Posit automatically chooses the best method based on the 2D (graph) and 3D (structure) similarity of the docked ligand to the bound ligand. As a contrived example, if there is no bound ligand in the receptor, the Fred method is used by default.

By default, in addition to the input conformations, Posit generates new conformations during its search and, in some cases, minimizes these structures with the internal force-field.

Note

The selection of methods can be overridden by constructing an OEPosit with an OEPositOptions object. See the OEPositMethod namespace for a list of available methods.
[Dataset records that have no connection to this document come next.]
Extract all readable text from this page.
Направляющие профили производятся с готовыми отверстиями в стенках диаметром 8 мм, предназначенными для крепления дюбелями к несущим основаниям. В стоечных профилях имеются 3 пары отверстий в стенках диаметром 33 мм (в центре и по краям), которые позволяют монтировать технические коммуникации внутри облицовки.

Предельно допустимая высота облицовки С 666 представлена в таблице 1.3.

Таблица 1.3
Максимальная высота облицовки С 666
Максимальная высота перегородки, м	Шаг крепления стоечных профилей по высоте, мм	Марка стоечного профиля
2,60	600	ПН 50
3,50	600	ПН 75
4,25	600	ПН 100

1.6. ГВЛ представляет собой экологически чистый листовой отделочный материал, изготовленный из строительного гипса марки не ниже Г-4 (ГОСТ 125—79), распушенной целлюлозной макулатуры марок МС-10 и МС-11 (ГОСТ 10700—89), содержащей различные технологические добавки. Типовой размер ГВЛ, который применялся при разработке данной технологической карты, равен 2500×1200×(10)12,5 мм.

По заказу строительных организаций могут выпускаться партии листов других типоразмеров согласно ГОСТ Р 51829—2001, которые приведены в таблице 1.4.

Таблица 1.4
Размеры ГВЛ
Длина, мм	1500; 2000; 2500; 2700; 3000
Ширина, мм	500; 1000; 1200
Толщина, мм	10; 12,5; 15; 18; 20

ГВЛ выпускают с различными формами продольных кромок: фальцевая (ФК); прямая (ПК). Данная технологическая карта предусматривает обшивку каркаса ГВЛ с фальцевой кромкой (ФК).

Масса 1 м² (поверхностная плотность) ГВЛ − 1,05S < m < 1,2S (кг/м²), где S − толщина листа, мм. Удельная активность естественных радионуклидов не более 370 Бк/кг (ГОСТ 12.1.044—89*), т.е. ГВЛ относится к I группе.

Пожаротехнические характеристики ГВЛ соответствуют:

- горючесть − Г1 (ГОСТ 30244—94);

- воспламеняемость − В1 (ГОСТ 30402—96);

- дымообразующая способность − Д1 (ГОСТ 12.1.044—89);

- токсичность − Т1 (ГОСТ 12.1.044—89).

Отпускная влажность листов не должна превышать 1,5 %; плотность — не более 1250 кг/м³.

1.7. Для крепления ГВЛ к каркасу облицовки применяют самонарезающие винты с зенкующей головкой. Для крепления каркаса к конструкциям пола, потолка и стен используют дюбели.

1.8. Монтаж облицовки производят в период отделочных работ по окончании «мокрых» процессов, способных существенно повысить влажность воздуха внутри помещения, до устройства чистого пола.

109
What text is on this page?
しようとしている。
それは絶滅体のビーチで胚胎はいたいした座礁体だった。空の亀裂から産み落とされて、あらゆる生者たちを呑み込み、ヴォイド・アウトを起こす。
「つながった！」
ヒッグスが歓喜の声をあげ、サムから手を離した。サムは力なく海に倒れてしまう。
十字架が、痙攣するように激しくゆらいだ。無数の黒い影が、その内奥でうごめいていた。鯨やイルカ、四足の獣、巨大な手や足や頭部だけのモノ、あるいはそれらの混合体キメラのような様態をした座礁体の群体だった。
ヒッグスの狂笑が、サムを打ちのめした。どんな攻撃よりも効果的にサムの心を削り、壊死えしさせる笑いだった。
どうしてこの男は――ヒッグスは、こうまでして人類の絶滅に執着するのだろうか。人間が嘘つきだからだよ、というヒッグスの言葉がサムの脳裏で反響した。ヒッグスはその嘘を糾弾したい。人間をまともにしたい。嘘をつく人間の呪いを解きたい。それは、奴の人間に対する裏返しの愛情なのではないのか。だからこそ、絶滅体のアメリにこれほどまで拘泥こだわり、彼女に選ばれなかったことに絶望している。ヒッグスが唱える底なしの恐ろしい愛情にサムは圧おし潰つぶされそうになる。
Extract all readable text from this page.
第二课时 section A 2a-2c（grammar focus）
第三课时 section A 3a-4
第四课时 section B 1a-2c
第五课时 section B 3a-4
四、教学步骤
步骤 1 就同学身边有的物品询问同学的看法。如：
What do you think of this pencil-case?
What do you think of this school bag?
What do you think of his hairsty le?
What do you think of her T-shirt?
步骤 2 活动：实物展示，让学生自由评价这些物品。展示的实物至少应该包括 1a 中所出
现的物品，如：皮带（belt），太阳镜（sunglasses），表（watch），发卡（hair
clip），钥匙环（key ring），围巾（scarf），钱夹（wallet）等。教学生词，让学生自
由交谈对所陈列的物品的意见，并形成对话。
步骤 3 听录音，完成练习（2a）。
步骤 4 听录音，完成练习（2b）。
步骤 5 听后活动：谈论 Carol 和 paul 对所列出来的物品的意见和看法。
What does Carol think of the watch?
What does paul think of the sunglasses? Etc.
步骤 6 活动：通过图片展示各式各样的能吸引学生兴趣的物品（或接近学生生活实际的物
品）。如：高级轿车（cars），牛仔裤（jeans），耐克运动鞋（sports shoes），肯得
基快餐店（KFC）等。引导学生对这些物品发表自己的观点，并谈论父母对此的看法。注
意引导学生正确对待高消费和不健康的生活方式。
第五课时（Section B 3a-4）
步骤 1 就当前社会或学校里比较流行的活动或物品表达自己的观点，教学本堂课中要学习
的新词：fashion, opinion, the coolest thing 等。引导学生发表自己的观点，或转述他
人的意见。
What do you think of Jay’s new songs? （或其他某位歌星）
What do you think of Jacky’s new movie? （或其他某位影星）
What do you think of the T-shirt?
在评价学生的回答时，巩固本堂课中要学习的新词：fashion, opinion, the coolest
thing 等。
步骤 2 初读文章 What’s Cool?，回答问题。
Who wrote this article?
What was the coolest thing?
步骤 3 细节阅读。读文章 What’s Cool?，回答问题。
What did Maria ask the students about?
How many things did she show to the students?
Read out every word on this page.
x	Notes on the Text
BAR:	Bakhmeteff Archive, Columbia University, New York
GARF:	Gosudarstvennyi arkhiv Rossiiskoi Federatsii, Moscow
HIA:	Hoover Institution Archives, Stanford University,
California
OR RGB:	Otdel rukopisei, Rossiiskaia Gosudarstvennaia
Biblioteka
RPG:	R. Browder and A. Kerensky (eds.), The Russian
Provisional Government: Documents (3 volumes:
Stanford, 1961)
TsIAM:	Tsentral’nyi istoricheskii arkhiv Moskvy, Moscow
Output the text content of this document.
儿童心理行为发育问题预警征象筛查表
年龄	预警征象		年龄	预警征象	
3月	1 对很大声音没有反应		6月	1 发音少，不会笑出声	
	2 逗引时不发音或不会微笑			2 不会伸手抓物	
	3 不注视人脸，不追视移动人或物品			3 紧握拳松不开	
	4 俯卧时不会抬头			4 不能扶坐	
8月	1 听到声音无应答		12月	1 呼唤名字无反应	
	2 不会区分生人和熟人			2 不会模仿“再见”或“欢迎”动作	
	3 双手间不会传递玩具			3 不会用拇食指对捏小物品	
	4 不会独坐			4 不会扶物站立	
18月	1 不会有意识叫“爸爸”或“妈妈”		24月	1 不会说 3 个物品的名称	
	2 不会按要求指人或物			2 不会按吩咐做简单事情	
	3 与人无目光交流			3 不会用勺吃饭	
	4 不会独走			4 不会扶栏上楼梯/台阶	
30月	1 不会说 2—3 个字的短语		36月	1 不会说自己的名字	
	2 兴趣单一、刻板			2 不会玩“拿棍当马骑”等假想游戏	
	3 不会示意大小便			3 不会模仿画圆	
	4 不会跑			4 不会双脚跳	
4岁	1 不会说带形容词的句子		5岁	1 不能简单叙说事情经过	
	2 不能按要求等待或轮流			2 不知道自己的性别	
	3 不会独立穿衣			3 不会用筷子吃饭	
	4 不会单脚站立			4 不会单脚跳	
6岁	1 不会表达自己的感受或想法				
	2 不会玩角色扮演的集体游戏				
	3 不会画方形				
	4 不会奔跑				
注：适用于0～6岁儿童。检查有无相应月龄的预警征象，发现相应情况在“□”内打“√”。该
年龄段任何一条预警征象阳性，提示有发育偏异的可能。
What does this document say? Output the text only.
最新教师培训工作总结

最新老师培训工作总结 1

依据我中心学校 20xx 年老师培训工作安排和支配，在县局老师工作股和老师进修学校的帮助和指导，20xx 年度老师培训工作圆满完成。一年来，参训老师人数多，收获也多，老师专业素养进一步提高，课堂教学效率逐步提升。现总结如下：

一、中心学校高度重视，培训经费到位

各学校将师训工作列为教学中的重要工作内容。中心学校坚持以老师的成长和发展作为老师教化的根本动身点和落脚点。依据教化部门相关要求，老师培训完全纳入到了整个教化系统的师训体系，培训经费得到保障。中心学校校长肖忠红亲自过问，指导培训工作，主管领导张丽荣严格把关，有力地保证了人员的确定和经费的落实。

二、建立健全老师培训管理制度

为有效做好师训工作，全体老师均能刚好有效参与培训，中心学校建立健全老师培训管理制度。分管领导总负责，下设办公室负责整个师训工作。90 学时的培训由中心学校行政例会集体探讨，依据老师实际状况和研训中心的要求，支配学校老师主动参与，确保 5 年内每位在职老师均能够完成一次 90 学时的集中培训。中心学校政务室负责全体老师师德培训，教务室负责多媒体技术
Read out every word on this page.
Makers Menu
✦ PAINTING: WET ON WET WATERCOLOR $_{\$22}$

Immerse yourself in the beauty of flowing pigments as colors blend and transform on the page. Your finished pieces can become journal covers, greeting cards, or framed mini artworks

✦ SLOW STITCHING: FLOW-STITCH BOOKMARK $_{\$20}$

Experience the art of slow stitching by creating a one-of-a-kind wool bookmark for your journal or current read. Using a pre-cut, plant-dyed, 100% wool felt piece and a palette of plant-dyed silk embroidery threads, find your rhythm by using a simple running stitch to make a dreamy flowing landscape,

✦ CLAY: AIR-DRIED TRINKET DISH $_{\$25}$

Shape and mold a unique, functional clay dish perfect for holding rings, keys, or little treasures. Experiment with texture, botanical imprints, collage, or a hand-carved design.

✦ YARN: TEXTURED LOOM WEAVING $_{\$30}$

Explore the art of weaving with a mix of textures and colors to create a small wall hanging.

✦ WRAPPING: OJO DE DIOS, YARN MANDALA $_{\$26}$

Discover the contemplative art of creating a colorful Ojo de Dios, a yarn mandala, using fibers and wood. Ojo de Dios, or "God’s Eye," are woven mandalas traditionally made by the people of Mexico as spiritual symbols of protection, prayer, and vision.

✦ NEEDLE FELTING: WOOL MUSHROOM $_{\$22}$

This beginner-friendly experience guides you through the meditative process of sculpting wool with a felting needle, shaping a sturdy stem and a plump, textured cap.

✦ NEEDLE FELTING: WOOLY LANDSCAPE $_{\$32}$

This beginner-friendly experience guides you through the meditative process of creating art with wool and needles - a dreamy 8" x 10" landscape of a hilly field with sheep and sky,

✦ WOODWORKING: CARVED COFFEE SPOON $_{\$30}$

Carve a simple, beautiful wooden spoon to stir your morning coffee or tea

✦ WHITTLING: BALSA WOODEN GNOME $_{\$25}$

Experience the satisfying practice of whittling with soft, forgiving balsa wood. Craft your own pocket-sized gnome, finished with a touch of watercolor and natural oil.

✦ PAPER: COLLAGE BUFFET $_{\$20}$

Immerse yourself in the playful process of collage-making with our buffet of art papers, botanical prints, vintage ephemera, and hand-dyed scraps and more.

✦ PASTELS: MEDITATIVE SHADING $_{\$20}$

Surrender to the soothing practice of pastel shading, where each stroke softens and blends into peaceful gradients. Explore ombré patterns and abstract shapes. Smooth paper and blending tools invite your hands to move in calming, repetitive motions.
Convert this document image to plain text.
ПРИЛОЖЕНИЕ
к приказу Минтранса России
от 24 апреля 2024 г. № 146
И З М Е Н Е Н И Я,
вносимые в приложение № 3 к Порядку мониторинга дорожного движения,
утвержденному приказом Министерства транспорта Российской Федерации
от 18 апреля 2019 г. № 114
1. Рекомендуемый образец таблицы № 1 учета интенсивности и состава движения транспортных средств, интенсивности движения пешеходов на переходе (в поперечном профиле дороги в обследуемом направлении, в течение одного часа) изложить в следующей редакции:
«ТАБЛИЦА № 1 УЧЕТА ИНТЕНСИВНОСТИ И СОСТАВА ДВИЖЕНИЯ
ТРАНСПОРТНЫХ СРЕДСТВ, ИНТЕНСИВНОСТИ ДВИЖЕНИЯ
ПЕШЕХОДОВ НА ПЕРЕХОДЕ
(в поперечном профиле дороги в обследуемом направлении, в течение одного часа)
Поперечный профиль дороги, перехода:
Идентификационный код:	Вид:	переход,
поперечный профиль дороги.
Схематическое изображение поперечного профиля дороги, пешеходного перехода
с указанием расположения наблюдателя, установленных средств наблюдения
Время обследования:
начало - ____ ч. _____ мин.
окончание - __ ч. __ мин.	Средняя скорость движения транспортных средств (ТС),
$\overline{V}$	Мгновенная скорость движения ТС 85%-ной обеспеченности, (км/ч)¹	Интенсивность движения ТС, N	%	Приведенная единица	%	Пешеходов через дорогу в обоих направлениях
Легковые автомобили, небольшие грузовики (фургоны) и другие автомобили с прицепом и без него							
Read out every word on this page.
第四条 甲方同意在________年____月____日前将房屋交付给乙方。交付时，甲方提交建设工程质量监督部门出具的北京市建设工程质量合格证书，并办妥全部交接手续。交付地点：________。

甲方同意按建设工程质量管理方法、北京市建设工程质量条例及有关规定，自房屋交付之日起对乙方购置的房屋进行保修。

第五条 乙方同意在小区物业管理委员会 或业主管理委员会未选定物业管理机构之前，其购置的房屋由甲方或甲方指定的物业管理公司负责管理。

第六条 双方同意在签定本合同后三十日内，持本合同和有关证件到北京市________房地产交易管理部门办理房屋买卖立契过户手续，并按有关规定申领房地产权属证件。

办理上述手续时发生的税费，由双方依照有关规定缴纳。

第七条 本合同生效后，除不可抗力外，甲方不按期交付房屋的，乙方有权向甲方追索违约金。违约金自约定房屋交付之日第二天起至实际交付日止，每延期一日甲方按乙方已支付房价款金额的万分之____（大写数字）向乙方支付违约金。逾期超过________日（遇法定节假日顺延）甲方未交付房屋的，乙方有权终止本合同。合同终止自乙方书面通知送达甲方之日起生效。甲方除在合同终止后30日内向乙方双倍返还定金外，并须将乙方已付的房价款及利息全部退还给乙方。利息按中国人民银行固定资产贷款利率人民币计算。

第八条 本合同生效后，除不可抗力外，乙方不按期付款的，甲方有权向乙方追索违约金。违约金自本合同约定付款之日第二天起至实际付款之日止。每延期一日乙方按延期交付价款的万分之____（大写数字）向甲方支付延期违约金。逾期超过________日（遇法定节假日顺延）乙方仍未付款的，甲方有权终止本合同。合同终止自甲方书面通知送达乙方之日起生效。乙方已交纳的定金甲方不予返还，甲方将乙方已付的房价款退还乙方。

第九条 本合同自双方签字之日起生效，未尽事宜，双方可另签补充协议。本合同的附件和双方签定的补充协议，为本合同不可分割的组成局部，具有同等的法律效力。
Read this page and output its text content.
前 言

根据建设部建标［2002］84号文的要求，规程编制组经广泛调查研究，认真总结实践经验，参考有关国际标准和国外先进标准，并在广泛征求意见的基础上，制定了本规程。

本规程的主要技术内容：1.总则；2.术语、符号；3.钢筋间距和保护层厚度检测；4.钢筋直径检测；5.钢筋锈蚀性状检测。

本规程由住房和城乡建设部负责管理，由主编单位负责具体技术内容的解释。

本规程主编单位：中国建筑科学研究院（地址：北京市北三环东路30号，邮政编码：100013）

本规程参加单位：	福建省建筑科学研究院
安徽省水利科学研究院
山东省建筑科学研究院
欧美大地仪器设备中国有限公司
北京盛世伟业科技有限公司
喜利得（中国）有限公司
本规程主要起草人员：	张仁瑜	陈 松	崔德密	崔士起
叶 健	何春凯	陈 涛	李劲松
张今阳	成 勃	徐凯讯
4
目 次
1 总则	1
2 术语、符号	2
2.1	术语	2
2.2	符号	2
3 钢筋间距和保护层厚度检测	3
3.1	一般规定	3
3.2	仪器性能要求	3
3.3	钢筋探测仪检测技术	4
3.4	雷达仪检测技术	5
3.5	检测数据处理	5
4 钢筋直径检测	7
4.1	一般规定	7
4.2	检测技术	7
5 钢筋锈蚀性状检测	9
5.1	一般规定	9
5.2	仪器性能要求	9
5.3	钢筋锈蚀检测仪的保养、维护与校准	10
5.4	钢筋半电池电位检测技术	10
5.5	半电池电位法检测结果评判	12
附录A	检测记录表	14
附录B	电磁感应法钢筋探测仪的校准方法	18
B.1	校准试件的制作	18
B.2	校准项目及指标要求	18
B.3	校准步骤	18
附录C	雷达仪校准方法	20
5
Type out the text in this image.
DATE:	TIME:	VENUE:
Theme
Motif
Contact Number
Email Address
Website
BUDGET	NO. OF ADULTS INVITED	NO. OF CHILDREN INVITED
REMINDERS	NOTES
## A note on stereo - isomerisms and chirality¶

Stereo, and notably nitrogen aniline stereo centers, are currently somewhat problematic for POSIT. Many crystal structures have flat geometries for some stereo centers due to time-averaging during data collection. This makes stereo centers appear to be have flat geometries in the 3D coordinates.

Because the POSIT algorithm internally expands conformations during the flexible fitting procedure the full molecule must be labeled with stereo, either in the 3D coordinate sense or the 2D coordinate sense. This means that some pdb ligand structures will unfortunately be failed by the POSIT algorithm.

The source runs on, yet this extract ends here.